I’m using this approach in my engine germ. The game will be retro-style, pixelated, 358×224 resolution, so the pixel array (in RAM) will be this size. During rendering the game frame, first the pixel buffer will be filled using as many threads as CPU cores (syncing will not be needed, just render row by row, one row per one thread). I prefere to use CPU, because I’m interested in raytracing, so it will be much easier to implement on the CPU side.

Then, pixel data will be transfered to the VRAM (updating the back buffer texture, also in size 358×224) and all other things will be rendered on this texture using GPU (SDL_Render* API). Then upscale to the window size, some postprocessing (like glowing, blur, CRT filter etc., mayby using shaders (in SDL3)), render the final texture in the window (keeping desired aspect ratio) and flip.

This should be highly efficient. If you’re interested in raycasting the world on the CPU side, I recommend doing it this way. The fewer pixels the CPU has to fill, the better for overall performance. However, sprites should be rendered using GPU, also for the performance sake.

tntnkn · May 31, 2023, 2:01pm

I guess so, but i still can populate an array needed for this in parallel, at least in theory.

BTW, won’t separating the rendering surface into chunks be faster? Say, if you have 8 rows and 4 cores, you may give each tread 2 consecutive rows so the memory accesses are denser.

Not sure that I’ll be able to use z buffer in that case for determining whether the sprites are half-hidden by a wall.

furious-programming · May 31, 2023, 10:35pm

That’s what I’m all about. If you choose to use the SDL_Render* API you will be limited to the window thread. However, if you use CPU side rendering, you’ll be able to do it in parallel.

Yes, but it would have negative consequences. If the buffer is divided into equal areas in the form of horizontal stripes (as many areas as CPU cores), then the greater the difference in the number of objects between these areas, the greater the difference in time to fill them between threads, and therefore the longer it will take to render the entire frame.
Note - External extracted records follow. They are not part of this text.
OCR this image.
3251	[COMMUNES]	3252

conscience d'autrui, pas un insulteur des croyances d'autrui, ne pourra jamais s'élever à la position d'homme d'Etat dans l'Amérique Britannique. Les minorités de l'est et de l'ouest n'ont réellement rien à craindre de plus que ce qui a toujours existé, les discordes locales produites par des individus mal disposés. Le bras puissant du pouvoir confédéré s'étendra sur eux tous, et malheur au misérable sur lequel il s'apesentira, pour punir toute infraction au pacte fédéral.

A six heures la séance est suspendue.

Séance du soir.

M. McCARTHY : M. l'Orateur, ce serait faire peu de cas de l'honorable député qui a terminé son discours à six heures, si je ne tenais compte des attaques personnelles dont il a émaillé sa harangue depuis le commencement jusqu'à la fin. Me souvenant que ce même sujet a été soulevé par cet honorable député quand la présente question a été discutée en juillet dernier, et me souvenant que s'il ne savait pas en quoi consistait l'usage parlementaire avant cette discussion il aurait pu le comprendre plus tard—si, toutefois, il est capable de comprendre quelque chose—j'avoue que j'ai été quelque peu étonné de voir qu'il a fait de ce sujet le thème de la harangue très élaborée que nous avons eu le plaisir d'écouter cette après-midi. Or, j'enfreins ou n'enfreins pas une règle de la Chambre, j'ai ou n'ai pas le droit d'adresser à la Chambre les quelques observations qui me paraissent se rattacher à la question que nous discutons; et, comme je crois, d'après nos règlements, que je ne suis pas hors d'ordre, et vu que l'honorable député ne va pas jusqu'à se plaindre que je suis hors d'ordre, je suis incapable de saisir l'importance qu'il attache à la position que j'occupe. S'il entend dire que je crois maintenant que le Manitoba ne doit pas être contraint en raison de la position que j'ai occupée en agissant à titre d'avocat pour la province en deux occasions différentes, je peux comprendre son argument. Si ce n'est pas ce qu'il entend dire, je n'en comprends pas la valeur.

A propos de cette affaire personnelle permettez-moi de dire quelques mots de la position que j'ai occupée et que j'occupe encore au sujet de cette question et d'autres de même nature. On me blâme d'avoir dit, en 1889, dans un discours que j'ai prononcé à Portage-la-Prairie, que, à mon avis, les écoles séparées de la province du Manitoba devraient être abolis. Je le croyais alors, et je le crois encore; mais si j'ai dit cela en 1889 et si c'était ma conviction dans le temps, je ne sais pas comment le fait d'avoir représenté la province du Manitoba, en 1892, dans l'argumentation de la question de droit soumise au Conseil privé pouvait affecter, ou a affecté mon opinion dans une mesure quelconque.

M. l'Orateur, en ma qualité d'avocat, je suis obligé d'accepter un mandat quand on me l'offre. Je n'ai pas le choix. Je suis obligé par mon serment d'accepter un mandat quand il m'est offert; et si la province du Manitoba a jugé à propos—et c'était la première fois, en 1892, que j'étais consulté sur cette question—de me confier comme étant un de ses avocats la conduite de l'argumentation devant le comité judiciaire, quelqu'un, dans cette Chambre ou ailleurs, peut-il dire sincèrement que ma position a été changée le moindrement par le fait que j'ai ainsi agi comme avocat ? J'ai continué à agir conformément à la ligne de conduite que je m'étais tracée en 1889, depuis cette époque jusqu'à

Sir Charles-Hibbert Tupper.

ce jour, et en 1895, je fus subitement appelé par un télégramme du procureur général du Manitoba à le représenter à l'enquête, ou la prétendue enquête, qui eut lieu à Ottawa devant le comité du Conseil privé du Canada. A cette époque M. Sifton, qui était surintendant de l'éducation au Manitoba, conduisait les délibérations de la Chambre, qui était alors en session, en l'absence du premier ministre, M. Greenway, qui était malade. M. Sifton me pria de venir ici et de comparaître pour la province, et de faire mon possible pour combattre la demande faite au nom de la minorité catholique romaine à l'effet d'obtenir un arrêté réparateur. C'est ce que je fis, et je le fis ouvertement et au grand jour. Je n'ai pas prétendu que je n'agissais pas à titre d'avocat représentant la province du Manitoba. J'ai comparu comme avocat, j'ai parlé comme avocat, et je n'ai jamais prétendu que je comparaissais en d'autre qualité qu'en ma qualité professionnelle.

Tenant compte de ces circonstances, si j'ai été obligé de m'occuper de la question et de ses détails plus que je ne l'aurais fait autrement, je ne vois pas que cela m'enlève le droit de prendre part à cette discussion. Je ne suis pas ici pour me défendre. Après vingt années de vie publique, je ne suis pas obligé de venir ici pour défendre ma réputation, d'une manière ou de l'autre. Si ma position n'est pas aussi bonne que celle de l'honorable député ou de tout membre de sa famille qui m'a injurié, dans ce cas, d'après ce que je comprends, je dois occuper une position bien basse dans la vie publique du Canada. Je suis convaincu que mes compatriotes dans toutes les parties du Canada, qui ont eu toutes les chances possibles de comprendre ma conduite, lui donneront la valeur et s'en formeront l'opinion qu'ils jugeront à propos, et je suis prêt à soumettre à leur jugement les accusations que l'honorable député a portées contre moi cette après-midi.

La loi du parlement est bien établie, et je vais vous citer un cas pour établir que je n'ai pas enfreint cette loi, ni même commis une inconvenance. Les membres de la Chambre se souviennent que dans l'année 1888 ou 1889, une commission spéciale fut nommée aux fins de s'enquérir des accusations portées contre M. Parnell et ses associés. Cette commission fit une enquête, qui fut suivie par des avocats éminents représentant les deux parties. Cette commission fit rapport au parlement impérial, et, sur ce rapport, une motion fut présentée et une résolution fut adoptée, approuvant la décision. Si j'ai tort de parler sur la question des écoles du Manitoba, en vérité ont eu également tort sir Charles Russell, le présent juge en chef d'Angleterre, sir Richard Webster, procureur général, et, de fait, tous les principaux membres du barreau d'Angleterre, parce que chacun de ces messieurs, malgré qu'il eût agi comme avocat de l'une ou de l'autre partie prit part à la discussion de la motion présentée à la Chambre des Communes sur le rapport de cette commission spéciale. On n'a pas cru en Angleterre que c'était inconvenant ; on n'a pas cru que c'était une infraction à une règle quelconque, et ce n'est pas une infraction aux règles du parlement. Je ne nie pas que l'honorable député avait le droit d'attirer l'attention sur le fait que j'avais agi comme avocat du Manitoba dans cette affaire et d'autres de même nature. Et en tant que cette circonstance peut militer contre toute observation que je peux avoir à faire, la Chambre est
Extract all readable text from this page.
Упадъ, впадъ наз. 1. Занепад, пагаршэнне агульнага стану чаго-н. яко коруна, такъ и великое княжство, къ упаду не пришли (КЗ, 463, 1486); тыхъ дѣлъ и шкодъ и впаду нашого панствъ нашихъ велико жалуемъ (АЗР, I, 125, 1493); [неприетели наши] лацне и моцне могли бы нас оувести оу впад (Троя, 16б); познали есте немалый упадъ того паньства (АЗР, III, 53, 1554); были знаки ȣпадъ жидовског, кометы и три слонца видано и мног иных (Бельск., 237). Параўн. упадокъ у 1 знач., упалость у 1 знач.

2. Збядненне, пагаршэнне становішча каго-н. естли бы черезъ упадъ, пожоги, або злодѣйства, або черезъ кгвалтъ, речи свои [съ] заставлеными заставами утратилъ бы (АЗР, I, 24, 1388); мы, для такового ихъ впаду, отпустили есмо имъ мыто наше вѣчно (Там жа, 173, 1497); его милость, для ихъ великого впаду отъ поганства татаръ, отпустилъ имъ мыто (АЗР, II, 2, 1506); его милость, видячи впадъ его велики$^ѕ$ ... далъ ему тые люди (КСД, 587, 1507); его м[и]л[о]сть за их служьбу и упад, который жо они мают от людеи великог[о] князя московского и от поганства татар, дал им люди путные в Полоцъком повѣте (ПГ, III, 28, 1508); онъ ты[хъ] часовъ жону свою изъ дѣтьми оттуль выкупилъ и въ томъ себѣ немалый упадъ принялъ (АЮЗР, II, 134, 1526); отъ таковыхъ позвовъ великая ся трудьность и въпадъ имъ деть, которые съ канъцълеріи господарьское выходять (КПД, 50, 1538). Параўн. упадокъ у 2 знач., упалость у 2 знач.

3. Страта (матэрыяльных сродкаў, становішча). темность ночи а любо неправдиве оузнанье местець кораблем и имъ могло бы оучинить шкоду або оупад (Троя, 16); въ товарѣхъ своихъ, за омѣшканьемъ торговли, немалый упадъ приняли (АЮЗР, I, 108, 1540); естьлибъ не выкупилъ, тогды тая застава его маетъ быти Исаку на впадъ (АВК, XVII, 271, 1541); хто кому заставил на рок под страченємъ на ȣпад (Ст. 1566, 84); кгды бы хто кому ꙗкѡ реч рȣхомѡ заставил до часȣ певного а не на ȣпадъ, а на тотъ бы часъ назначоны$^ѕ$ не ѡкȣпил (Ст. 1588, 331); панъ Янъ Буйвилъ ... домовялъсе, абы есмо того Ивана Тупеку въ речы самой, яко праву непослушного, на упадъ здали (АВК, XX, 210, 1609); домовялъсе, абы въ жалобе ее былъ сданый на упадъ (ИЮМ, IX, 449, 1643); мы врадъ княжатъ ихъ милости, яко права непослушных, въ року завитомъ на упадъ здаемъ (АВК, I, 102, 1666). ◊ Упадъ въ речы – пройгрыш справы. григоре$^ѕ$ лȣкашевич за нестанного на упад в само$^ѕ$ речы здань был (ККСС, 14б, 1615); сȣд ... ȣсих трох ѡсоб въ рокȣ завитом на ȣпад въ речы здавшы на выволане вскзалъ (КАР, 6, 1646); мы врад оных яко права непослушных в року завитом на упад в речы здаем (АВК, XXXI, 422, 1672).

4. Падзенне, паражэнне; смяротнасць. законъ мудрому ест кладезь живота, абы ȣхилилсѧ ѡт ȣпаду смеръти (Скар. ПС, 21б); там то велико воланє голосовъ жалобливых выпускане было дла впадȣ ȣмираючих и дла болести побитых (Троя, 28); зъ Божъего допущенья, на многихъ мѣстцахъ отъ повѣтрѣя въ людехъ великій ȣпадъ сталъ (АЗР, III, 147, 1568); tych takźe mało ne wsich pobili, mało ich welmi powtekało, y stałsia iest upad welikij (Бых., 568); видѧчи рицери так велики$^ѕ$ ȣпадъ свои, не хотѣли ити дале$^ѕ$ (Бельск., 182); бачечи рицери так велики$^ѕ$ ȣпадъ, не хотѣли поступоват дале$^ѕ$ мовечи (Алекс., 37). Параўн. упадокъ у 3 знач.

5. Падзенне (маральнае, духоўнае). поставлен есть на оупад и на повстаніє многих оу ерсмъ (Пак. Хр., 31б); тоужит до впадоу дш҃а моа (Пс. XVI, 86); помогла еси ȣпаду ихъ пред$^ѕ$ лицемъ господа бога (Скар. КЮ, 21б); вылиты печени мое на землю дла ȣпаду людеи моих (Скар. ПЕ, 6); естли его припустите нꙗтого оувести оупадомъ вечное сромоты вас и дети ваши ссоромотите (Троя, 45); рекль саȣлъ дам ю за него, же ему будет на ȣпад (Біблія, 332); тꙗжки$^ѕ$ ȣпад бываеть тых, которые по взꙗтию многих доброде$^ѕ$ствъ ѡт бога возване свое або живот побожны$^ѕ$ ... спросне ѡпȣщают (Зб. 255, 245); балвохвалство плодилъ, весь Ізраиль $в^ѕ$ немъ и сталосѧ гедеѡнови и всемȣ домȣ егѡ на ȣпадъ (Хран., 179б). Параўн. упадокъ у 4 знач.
To compensate for these differences, instead of filling the entire large area with a given thread, it’s better to give each thread one row of pixels to fill.

Imagine that you need to render a lot of objects at the top of the screen, and only a few at the bottom of the screen. The thread that will render the top area will run many times longer than the one that fills the area at the bottom of the frame. So one CPU core will definitely have more work to do than another. On the other hand, if you do it row-per-thread, all cores will perform a similar amount of calculations, which will minimize the demand on CPU time and thus shorten the frame rendering time.

I shouldn’t have used the word ”sprite”, because apparently it is misleading.

What I meant was that your raycaster should render the game world, while frame elements like HUD, menus, dialog balloons, etc., things that don’t require raycasting, should be rendered using textures and the SDL_Render* API. This will give you high performance and convenience.

So the pipeline would look like this:

fill an array of pixels using raycasting (if you can, in multiple threads),
update the texture of the back buffer by copying the contents of the array to it,
render the rest of the frame using textures,
do whatever you want with the backbuffer texture and finally render it in a window.

tntnkn · June 1, 2023, 12:11pm

But if you are good with affine mapping, then you can calculate only vertices in parallel and then do SDL_RenderGeometry. So the rendering itself would use the api while cpu load is higly reduced. Not sure if that is feasible in your situation.

Got it, thanks! So the only concern is to use thread pool carefully so no threads are recreated, but I guess that holds true for my approach also and is sort of implied.

Ah, yeah, makes it much easier to blend things nicely over the screen.

It seems like this thread (no pun intended) is going far away from its topic. We can start a new one or move into dm.